Discussion in 'Swing Discussion Boards' started by Black Sheep, Apr 27, 2003.

  1. Black Sheep

    Black Sheep New Member

    To History Buffs,
    In 1940's, the Lindy crowd in Southern California was miniscule compared to millions of Lindy dancers in New York City. The annual Harvest Moon Ball held at Madison Square Garden in New York City was always packed to the rafters for that occasion. There are films that are still available of those awesome contests. The blacks from the Harlem Savoy always won those contests right into the 1950's with their incredible performances. I'm referring to the 1940's in New York City.
    In the 1940's in Southern California, the Lindy crowd numbered somewhere in the below a hundred with the actual contests dancers limited to maybe a dozen dancers. Galleger, Ronnie Hawks Jean Phelps Veloz, Irene Thompson, the Christpherson brothers, Dean Collins, Lou Southern, Hal and Betty Trakier, Jewel McGowan,Johnny Archer, Jack McCann, Venna Archer, Bob Hefner, Willie Desatoff, and a half dozen others made up the bulk of contest dancers. The competition in Southern California was very limited; Swing did not become a craze in So. Cal. until Lindy died in New York and Mambo and Cha Cha took over the dancing social life.
    During WW II the New York soldiers spread the Lindy world wide at the USO dances. Look at some of these films of G.I's dancing all over the globe. It wasn't any individual who popularized the Lindy in Southern California or Shamokin USA: It was the G. I's from New York that spread the dance world wide. What misled many dancers to think that Southern California was the Mecca of Lindy dancing, were the few Films made during the war in Hollywood
    with the handful of Swing dancers 'who were left at home' during WW II. Swing did not become a 'CRAZE' in Southern California until the early 1950's when the number of contests dancers numbered some where in a group of less than a hundred dancers, a few of the dancers were survivors from the 1940's. In the 1950's. The Hollywood Dance Club was the only dance studio in Hollywood, teaching the Savoy Lindy which Dean Collins
    began teaching AFTER the 1940's at my Hollywood Dance Club in 1954-1957. All the independent and chain studios kept on teaching what has become known as 'West Coast Swing'. Today the West Coast Swing, which was probably simplified and designed for senior citizens and the physically impaired, has spread like a virus, and the serums in L.A. are dangerously in short supply. Fortunately, the Swing did Survive as the East Coast Swing (ECS). After six months of proselytizing, preaching the advantages of the Original Lindy Hop (ECS), I am now seeing ever increasing converts materializing on the dance floors of the City of Angels (Los Angeles).
    An interesting comment was made to me over the phone by one of the leading Orange Coast dance teachers. He notified me that he was going to teach his next two Group lessons with the Students always Rocking back, and asked me what I thought about that! I don't remember my answer, but I'm sure I was polite. Although the 'rocking back' is only a characteristic of the Lindy Hop and not the dance form itself, that Orange Coast teacher is taking the first step toward his enlightenment of the catholic Lindy Hop. Hallelujah!

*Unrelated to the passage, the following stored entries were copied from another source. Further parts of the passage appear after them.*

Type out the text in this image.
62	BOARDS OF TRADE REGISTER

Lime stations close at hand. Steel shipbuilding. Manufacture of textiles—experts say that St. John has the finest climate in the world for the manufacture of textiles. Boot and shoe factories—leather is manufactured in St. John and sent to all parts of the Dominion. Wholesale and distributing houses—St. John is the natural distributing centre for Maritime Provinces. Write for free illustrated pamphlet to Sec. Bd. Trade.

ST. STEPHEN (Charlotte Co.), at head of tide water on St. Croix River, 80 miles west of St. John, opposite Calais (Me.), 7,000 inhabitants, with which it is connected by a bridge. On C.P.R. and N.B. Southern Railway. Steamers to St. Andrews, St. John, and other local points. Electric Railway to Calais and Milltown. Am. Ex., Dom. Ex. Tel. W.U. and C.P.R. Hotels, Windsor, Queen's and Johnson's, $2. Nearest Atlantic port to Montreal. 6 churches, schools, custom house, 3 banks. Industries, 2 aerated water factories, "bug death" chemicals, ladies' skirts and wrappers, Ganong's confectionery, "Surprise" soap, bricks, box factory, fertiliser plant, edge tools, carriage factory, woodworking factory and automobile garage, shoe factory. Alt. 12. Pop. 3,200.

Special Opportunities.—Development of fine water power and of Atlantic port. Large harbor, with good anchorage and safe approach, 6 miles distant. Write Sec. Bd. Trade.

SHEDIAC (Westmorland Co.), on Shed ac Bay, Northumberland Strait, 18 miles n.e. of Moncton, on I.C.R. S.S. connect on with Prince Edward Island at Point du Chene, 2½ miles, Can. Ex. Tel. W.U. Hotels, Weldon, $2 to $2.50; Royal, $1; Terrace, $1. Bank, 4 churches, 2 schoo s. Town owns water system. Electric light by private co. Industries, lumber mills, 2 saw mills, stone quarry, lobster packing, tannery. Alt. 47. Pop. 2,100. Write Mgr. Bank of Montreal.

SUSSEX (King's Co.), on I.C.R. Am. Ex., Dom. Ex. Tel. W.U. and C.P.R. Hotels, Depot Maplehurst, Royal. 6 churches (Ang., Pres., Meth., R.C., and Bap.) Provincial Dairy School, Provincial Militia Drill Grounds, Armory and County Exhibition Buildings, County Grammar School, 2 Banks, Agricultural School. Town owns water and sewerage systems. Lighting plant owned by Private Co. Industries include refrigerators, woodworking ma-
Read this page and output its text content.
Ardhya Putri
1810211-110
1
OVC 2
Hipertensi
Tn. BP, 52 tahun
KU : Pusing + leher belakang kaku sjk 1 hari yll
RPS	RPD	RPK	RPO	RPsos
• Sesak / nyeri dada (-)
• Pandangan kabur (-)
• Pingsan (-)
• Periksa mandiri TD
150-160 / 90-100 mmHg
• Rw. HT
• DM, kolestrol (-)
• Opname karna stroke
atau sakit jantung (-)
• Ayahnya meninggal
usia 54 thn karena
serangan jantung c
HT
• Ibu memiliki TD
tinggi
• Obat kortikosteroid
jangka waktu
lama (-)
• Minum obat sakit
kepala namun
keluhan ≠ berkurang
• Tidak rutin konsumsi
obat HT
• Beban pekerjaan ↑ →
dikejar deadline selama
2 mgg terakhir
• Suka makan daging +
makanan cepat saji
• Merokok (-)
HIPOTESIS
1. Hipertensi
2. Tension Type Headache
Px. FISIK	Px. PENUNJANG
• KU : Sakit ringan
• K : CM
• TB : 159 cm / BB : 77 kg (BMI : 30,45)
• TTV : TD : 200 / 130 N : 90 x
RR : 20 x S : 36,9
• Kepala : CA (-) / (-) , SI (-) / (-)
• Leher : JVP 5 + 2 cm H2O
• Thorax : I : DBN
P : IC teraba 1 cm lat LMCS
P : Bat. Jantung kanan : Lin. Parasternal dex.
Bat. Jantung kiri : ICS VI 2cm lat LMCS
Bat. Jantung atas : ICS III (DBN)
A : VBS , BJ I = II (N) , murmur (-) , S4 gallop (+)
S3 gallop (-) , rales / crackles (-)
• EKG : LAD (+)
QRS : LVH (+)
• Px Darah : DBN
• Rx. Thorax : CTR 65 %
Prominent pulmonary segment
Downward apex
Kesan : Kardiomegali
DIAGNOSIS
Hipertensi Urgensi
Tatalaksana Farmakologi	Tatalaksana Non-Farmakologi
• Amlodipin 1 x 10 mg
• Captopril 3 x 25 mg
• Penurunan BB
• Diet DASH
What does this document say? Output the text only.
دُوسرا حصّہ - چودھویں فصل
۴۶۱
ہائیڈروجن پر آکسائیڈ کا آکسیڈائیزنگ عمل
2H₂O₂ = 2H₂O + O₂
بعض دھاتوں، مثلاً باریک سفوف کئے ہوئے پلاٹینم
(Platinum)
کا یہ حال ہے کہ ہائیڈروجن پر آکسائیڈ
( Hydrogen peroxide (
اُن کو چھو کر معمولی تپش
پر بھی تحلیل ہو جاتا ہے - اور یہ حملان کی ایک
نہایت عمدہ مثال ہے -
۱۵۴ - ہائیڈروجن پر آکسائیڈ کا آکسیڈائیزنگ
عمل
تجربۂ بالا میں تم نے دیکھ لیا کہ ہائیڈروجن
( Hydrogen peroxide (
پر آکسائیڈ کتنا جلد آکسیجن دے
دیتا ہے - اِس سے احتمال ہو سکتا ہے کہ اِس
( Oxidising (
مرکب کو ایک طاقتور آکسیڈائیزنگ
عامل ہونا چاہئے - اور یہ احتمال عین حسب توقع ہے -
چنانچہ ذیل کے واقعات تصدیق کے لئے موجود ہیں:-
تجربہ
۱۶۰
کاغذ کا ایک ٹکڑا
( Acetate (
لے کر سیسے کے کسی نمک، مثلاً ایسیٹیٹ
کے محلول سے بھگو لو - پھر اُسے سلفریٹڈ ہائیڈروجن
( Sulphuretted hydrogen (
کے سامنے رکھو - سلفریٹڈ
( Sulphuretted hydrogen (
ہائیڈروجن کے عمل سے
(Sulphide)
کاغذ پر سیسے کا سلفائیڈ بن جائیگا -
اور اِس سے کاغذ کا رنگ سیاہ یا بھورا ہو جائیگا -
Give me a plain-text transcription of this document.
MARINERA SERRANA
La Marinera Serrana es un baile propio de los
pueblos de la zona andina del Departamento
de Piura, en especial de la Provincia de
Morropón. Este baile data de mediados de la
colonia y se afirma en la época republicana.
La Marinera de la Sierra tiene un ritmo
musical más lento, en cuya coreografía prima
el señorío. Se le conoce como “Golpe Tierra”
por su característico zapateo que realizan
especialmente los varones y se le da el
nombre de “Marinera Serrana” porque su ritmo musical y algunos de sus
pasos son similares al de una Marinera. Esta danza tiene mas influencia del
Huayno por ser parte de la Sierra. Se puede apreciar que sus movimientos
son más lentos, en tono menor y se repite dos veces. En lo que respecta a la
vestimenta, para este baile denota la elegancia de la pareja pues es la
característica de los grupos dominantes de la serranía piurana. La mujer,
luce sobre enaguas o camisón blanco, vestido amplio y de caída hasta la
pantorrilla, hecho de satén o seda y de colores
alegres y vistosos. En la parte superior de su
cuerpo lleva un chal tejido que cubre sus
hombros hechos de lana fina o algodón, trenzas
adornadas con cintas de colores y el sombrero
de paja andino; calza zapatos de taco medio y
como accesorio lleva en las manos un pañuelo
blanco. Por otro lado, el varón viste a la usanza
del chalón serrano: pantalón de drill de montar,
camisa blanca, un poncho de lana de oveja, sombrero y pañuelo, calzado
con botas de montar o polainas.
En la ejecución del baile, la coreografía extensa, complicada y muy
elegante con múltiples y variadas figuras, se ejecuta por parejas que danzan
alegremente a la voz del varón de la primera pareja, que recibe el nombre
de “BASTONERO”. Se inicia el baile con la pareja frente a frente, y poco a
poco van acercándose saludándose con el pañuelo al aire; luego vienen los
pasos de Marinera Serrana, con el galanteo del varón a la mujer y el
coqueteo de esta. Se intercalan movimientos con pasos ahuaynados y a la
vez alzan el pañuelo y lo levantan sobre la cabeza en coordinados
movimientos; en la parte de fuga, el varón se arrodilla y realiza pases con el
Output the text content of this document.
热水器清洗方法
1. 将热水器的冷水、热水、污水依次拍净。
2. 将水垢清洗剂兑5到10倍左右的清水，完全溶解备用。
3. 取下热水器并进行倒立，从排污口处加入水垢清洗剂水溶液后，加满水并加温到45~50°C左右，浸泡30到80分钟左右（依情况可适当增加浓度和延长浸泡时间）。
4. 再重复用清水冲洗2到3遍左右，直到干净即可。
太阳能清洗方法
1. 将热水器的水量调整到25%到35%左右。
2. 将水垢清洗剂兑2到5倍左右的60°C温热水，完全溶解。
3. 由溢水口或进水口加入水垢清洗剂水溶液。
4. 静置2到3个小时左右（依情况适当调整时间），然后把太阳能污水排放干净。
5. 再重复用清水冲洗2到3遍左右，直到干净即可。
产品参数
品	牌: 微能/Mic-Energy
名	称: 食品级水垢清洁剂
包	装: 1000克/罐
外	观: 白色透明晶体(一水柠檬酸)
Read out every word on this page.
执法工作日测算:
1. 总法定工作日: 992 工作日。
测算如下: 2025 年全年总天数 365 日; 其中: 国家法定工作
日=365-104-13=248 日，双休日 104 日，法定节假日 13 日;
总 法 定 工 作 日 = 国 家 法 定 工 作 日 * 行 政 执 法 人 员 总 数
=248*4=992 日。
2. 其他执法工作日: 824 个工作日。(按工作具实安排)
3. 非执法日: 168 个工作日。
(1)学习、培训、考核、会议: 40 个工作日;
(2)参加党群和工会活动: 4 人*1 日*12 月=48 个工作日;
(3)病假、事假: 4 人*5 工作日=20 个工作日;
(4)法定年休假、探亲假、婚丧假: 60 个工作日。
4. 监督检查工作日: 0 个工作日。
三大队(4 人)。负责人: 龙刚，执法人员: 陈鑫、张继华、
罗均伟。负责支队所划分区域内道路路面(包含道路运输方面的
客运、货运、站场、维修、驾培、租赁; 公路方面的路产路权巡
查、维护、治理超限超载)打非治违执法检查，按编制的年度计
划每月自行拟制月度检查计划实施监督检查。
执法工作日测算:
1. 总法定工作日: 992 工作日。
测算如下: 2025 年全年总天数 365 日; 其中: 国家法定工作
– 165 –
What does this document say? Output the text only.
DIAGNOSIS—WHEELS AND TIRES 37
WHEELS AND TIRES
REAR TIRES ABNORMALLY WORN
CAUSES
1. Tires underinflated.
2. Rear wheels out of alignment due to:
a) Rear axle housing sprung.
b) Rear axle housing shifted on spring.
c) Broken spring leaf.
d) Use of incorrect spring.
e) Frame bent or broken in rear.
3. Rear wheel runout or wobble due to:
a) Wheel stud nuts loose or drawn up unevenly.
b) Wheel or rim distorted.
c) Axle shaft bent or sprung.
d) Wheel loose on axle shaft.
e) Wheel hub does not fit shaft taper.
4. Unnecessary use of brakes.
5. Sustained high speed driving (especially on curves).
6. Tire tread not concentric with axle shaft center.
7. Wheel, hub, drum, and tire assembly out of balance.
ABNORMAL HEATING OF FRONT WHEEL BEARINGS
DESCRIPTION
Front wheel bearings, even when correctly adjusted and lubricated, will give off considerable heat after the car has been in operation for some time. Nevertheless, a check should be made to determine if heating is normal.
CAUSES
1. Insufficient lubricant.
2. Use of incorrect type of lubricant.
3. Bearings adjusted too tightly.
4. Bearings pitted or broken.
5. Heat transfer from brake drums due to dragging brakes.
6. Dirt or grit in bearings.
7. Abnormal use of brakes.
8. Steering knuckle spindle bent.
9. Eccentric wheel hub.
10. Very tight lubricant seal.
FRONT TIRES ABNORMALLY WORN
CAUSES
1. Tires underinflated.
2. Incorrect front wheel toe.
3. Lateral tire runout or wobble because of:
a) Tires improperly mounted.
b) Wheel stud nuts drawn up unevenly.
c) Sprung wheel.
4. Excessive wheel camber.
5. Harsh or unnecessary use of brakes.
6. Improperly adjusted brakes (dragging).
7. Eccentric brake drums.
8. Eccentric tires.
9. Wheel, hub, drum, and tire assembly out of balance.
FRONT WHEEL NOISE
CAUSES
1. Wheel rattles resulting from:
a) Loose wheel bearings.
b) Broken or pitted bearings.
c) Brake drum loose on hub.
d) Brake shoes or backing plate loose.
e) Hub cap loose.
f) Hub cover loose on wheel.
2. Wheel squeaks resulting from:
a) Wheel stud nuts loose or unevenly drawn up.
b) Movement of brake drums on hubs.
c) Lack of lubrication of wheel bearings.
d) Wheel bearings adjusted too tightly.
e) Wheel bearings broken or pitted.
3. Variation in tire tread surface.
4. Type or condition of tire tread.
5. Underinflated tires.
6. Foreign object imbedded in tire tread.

    Long live the Savoy Lindy Hop!
    Black Sheep www.lindybylanza.com
  2. Guest

    Guest Guest

    Awesome list! That's a lot of really amazing dancers, we're fortunate to still have a few left, such as Willie Desatoff who is a large promoter of Balboa today!

    Did you just call West Coast Swing a dance for the physically impared, or am I reading that wrong??

    Is this the "WCS" you're often talkng about in other threads?

    Wait, what is ECS in your opinion? A portion of an original dance that survived, or the original dance itself?

    Thanks for taking the time, Joe,
  3. d nice

    d nice New Member

    When did Bal-Swing and Shag become popular in LA?